In today’s dollars, my 19-cents per gallon gasoline of 1951 would be priced at about $1.70. That’s “adjusted for inflation.” But the current actual price of gasoline at the pump in these parts is about $3.29. Close to twice what you would expect if inflation was the only factor involved. Yes, I know, “they” will charge us whatever they can get. And the “free” market fluctuates sometimes wildly. But there is also a physical fact to reckon with. That 1951 oil was cheap at the pump largely because it was cheap to get out of the ground. That is, cheaper both in money and in the energy required to get it out of the ground. Nowadays, it doesn’t even come out of the ground. It comes out of fracked shale, tar sands and the bottoms of oceans. Hard to get.

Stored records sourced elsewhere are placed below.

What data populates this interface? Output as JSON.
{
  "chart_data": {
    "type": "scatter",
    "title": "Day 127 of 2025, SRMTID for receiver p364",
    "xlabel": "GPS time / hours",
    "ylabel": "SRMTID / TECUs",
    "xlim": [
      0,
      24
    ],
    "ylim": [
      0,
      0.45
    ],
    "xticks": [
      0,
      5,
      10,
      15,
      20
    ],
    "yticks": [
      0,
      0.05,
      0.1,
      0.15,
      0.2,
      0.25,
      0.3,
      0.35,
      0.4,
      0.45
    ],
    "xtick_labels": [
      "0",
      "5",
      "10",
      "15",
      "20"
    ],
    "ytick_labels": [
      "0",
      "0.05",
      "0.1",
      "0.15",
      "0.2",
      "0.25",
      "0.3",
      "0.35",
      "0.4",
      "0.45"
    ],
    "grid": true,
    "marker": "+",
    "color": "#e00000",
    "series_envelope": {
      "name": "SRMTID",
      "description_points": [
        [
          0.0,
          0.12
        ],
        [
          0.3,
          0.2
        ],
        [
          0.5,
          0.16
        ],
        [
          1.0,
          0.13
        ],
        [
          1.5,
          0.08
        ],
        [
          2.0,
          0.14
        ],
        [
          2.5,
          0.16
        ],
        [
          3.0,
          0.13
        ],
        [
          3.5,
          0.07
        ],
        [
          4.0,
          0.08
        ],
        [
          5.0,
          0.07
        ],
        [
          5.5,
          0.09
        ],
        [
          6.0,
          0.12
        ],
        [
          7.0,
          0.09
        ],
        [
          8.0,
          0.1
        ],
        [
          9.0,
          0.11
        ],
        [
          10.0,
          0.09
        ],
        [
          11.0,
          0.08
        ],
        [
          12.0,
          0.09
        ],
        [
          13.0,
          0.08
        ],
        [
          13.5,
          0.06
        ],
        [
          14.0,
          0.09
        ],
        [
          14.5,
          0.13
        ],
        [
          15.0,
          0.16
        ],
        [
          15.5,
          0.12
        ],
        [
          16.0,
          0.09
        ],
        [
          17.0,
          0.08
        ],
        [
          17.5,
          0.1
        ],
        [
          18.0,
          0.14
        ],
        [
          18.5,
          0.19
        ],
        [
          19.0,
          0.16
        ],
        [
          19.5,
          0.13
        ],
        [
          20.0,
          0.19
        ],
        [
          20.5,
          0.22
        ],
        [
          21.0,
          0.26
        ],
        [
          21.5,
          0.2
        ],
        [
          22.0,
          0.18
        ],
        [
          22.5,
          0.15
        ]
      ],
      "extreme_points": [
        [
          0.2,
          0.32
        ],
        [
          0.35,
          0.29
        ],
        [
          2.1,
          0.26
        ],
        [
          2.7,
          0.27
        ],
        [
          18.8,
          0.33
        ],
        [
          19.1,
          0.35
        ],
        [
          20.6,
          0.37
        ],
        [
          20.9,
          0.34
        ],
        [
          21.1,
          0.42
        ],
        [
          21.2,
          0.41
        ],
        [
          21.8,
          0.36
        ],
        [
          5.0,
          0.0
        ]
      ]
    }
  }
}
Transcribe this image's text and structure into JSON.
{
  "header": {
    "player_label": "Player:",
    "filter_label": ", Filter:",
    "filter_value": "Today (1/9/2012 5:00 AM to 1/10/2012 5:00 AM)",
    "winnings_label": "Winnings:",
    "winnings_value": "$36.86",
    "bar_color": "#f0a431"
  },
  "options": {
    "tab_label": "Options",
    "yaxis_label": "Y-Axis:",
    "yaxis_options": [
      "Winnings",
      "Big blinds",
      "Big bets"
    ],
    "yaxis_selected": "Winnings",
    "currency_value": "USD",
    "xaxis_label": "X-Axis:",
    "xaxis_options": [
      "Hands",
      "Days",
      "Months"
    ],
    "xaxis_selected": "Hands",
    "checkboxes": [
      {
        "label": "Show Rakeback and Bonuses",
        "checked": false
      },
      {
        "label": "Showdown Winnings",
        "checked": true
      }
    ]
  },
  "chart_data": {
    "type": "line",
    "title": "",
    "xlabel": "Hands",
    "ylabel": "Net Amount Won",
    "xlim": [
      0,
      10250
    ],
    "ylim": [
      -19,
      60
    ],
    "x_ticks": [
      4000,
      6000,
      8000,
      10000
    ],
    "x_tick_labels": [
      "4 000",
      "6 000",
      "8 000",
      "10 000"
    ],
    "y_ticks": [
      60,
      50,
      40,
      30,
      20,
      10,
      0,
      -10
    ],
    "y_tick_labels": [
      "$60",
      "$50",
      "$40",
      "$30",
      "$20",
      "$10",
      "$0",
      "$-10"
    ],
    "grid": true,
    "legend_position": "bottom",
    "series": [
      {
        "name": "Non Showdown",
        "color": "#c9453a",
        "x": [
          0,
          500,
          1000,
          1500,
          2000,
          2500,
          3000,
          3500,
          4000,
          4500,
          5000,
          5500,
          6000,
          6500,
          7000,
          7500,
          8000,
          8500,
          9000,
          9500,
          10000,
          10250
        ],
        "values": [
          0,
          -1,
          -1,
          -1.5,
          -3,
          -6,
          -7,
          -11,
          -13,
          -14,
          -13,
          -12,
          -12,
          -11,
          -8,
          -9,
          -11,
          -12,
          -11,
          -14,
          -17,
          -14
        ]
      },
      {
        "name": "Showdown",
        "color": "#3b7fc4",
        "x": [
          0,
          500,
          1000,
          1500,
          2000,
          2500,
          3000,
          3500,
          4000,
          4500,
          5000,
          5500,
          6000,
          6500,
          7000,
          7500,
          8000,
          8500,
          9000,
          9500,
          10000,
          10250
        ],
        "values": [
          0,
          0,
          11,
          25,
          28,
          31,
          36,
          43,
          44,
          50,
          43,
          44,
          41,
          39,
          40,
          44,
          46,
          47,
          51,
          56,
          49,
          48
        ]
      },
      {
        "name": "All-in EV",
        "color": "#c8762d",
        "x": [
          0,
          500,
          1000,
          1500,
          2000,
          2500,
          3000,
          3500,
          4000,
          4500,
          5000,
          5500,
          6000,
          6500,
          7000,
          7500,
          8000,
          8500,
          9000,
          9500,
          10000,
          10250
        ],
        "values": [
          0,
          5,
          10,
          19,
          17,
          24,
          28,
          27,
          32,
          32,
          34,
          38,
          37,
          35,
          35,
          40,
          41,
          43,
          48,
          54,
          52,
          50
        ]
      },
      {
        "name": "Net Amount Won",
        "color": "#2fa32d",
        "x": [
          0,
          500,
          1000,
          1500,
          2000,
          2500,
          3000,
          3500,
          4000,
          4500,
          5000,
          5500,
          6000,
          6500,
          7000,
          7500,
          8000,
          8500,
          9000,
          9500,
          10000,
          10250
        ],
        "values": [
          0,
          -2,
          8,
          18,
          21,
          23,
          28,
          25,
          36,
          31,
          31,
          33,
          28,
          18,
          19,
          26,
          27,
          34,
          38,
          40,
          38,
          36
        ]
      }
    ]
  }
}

So the price of the prize goes up and up at the pump because of inflation (think profits to bankers and financial speculators) and because it just gets harder and harder to get at. And the price we pay in lost blood and treasure in wars getting and defending the prize goes on and on.

And then there is the price – really, the cost, that is, the consequences – of continuing to take what used to be a Grand Prize out of the ground, the shale, the tar sands and the ocean bottoms and consuming all of it. Bringing on ourselves the curse of catastrophic climate change.

You may have noticed I said “consuming all of it,” rather than what you might have expected, “burning all of it.” The more general term, consuming, is exactly right here. One way or another, The Prize gets converted into products we consume, not just fuel we burn. Along the way, over the past couple of hundred years, turning us into mere consumers, which we had never been before.

And along with all those wonderful plastic and chemical products we poison ourselves with, The Prize provides the food products we eat. A particular eye-opener for me about this was Richard Manning’s article, “The oil we eat: Following the food chain back to Iraq,” in Harper’s, February 2004. His 2005 book is titled Against the Grain: How Agriculture Has Hijacked Civilization.

I will have more to say on this.

PS -- Just to help nail down the connection between war and oil, here's a photo of President Franklin Roosevelt meeting with Saudi Arabia's King Ibn Saud on board the cruiser USS Quincy in February of 1945. Result: a secret agreement in which the U.S. would provide Saudi Arabia military security – military assistance, training and a military base at Dhahran in Saudi Arabia – in exchange for secure access to supplies of oil. Saudi Arabia was at that time not yet a major producer of oil, but the discoveries had been made and top planners in the US government were eager to get control over as much of that prize as they could, wherever it was found. Possible blowback: most of the supposed 9/11 attackers were Saudis who did not like American presence in or influence over Saudi Arabia.